Thursday, July 30, 2009

Getting started ...


The label on the back of this family snapshot, in my mother's handwriting, reads "Donnie, 1943."

Let's start with the name of this blog, Cogito. It's from the Latin for I think. You remember the phrase: Cogito ergo sum, or, in English, I think, therefore I am. René Descartes (French, 1596-1650) said it first. If I were writing the phrase, I'd edit it to read I think, therefore I write. That's what I have done - and still do - with my life.

I've not written anything terribly important or memorable, but I've made a living at writing, for newspapers and broadcast stations in Richmond and most recently for the Virginia Museum of Fine Arts.

But this is about getting started. I got started in the fall of 1942, nine months after the attack on Pearl Harbor, at Retreat for the Sick Hospital in Richmond's Fan District. My dad had joined the Seabees, and my mom was living with my aunt on Church Hill. (My mom reminded me occasionally that it was exceedingly uncomfortable being very pregnant during the hot summer months of 1942 in the days before widespread air conditioning.)

On my mom's side of the family, the Nichols side, I was to be the only boy in my generation - just as my Uncle Joe had been in his generation. (A single boy per generation would continue for at least six more decades.) Joe, who was my mom's younger brother, made a fateful decision in 1939: He joined the Army and wound up stationed on Corregidor, down at the bottom of the Bataan Peninsula in the Philippines. And if you don't know already, a quick Google search will provide details of what happened to the U.S. Army there that will chill your soul.

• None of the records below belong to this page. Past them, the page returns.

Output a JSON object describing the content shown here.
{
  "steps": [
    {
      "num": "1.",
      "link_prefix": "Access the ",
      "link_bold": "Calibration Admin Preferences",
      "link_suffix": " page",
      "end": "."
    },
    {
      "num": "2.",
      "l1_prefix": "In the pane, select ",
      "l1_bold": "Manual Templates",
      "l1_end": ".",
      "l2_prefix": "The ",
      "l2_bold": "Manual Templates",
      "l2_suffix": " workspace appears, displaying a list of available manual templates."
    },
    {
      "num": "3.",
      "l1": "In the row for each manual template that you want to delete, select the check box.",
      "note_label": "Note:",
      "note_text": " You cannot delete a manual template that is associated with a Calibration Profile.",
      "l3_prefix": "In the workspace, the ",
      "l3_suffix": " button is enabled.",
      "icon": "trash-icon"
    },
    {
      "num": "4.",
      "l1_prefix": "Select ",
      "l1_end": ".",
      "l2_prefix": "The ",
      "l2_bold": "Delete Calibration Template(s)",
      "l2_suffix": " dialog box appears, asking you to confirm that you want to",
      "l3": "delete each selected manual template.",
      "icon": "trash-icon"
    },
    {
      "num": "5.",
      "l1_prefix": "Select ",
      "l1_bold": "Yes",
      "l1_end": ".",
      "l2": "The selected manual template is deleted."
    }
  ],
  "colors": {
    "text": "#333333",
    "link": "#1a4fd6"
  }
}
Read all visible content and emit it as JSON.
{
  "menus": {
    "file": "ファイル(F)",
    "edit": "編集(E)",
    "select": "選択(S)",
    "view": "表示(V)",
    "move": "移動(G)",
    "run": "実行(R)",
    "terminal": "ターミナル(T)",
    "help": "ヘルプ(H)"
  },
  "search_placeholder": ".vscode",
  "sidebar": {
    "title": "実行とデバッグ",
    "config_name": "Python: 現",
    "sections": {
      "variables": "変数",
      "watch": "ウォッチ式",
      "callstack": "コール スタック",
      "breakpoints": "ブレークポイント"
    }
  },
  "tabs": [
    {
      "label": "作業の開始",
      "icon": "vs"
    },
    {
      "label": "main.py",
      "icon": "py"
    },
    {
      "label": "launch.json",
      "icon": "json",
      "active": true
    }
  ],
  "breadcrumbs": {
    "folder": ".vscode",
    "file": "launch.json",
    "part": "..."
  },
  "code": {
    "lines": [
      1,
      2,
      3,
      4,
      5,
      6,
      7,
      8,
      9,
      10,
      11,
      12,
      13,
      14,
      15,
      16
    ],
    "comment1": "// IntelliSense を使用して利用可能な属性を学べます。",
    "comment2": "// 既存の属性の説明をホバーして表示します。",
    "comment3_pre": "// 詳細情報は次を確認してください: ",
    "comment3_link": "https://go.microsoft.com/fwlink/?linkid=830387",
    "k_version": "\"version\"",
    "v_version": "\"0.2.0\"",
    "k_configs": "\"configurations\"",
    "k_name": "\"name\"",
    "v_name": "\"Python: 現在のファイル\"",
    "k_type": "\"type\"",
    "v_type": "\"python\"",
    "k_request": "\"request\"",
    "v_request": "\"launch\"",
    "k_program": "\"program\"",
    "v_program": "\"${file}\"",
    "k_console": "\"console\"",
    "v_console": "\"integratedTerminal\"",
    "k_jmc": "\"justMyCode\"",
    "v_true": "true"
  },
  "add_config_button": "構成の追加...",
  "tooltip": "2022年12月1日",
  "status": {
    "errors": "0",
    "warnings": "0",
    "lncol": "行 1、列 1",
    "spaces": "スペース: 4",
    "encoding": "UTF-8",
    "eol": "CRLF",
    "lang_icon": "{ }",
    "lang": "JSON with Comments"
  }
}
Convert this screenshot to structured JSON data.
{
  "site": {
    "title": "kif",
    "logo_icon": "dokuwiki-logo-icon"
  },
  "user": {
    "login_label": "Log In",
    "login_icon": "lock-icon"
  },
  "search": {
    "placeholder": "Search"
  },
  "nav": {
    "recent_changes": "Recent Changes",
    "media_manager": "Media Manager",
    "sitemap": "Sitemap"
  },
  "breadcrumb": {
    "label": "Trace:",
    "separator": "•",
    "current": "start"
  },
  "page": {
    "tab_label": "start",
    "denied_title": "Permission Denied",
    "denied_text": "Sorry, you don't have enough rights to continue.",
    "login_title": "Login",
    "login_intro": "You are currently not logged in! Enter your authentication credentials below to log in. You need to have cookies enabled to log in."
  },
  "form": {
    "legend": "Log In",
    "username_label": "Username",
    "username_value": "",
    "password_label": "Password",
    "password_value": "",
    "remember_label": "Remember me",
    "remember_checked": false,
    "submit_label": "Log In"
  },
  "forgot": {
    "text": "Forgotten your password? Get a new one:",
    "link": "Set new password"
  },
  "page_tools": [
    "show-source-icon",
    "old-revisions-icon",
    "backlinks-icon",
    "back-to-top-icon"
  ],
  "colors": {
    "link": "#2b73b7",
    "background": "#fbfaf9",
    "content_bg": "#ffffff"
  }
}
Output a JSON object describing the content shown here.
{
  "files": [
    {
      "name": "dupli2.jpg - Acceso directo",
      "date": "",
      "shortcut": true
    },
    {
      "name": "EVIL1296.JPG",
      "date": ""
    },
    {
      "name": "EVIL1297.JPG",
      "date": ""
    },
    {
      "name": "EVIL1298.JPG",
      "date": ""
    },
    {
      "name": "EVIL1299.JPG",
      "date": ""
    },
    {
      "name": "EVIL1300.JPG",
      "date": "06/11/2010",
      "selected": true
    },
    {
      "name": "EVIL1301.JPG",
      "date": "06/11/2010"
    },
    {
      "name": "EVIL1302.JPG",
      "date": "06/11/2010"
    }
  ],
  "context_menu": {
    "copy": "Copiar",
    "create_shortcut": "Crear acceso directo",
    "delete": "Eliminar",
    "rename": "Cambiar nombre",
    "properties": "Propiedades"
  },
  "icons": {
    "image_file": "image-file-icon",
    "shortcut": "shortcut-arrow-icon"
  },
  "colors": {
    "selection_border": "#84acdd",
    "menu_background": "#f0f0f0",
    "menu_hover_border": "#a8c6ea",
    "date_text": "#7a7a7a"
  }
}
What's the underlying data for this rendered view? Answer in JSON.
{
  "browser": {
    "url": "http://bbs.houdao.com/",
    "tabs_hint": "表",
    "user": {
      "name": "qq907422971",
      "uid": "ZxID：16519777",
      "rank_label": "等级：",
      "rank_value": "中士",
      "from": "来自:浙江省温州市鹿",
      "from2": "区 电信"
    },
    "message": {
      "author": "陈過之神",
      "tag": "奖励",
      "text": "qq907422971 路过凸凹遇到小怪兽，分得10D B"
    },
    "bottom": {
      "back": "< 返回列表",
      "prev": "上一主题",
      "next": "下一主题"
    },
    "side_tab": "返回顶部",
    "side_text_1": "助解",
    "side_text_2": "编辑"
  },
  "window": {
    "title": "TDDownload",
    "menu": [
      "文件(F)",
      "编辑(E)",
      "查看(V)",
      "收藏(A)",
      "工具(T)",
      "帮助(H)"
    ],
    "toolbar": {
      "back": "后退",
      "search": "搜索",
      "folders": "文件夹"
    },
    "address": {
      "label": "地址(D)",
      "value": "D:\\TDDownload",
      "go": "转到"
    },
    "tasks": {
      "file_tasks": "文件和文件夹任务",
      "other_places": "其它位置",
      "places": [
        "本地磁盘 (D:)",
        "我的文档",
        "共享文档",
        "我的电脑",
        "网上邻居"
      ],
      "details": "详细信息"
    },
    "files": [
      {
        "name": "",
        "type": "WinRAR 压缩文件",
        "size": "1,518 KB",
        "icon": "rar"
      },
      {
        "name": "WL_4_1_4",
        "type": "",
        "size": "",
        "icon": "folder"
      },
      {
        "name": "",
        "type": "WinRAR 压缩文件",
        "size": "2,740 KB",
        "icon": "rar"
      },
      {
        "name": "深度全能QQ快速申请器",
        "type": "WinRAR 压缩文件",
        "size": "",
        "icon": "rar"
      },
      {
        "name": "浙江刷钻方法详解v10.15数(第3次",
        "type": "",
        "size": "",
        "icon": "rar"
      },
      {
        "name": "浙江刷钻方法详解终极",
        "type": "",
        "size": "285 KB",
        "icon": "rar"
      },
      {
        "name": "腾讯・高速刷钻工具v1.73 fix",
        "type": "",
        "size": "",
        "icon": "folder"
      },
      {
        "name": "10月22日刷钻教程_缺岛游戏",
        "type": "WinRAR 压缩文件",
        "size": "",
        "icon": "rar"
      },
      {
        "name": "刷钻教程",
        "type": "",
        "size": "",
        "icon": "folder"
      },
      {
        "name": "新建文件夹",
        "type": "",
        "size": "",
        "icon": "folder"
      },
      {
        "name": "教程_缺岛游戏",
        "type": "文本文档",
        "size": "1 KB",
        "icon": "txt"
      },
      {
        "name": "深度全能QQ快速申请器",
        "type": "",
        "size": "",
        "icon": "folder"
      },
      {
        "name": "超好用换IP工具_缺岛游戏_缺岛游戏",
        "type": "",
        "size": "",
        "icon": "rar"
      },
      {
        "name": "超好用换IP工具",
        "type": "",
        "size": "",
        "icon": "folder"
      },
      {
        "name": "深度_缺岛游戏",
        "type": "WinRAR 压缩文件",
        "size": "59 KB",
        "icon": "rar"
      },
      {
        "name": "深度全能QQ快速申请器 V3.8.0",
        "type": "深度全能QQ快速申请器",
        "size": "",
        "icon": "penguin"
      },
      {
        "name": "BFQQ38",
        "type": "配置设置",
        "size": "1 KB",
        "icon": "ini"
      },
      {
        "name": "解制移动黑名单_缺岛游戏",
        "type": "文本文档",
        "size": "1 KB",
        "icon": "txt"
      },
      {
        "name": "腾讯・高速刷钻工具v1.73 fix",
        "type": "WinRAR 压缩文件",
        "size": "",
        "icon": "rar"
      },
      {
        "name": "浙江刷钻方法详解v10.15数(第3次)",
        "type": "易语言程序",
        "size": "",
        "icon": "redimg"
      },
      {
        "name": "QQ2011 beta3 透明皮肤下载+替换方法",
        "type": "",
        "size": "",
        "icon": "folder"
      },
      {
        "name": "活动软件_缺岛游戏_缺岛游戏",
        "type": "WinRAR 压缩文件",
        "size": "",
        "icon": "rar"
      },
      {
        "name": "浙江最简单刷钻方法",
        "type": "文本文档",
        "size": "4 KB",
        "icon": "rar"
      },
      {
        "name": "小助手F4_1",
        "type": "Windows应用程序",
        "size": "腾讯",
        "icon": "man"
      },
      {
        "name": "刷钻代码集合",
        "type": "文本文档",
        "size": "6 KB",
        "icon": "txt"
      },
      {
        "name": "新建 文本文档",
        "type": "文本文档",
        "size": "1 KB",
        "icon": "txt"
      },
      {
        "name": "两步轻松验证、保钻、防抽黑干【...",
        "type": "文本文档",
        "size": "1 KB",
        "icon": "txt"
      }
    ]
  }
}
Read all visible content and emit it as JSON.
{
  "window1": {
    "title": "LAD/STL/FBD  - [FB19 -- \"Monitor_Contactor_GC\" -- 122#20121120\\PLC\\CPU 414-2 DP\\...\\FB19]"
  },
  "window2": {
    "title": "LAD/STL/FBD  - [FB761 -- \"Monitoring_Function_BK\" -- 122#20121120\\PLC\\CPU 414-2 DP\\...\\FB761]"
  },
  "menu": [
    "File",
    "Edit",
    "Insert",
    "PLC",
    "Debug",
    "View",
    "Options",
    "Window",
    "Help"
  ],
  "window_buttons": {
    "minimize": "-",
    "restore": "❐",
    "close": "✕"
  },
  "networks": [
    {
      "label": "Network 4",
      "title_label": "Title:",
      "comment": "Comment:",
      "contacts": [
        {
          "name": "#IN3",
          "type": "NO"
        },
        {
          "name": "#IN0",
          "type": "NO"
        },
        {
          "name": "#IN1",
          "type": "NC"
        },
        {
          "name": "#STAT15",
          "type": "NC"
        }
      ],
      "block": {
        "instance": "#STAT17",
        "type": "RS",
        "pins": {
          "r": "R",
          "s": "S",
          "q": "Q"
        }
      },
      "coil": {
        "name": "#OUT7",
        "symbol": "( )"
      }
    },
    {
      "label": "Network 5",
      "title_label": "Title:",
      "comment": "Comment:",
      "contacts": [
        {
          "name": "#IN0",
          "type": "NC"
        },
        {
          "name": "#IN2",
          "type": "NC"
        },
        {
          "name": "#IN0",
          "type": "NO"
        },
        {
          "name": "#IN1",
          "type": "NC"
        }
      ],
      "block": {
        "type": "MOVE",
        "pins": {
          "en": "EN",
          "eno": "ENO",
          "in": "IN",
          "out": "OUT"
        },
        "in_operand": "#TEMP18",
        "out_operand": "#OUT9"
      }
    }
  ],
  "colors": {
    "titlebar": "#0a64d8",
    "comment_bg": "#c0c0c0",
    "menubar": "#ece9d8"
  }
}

So there I was on Church Hill, the pampered only boy with what was to become a slew of girl cousins on my mother's side, in a loving home with my mom, my Aunt Annie and my Uncle Bick, who was at home because he was 4F, meaning ineligible for the draft. My dad would soon be on his way to the Solomon Islands in the South Pacific to build landing strips on Bougainville for Marines. My Uncle Joe had already endured the Bataan Death March that summer and was on his way to Japan, where he would be a prisoner of war for the duration and come home weighing 85 pounds in 1945.

But I didn't know from war or much of anything else for that matter in 1942. There's an ancient sepia-toned snapshot of me, taken when I was a year old. I am in my Aunt Annie and Uncle Bick's back yard. I'm reaching for what looks like vegetables in a Victory Garden with a curious - at least that's the way I'd describe it - look on my chubby face. I must have been eating well back here on the Home Front in 1943.

My earliest actual memory is of when I was about 2-1/2 or 3. I have a vivid picture in my mind of me in a sailor suit, holding my mom's hand, and walking in our neighborhood. There is blood dribbled down the stark-white front of the sailor suit. My mom told me later that I had fallen and gotten a nose-bleed. I don't remember that. Fortunately, no snapshot was taken.

And so begins the Cogito blog, in which I hope to share with family and friends the story of who I am and how I got to be that person. I am 66 now, and I have the time to think and write about personal matters, and, I hope and suspect, the family and friends to show at least a polite interest if not fascination.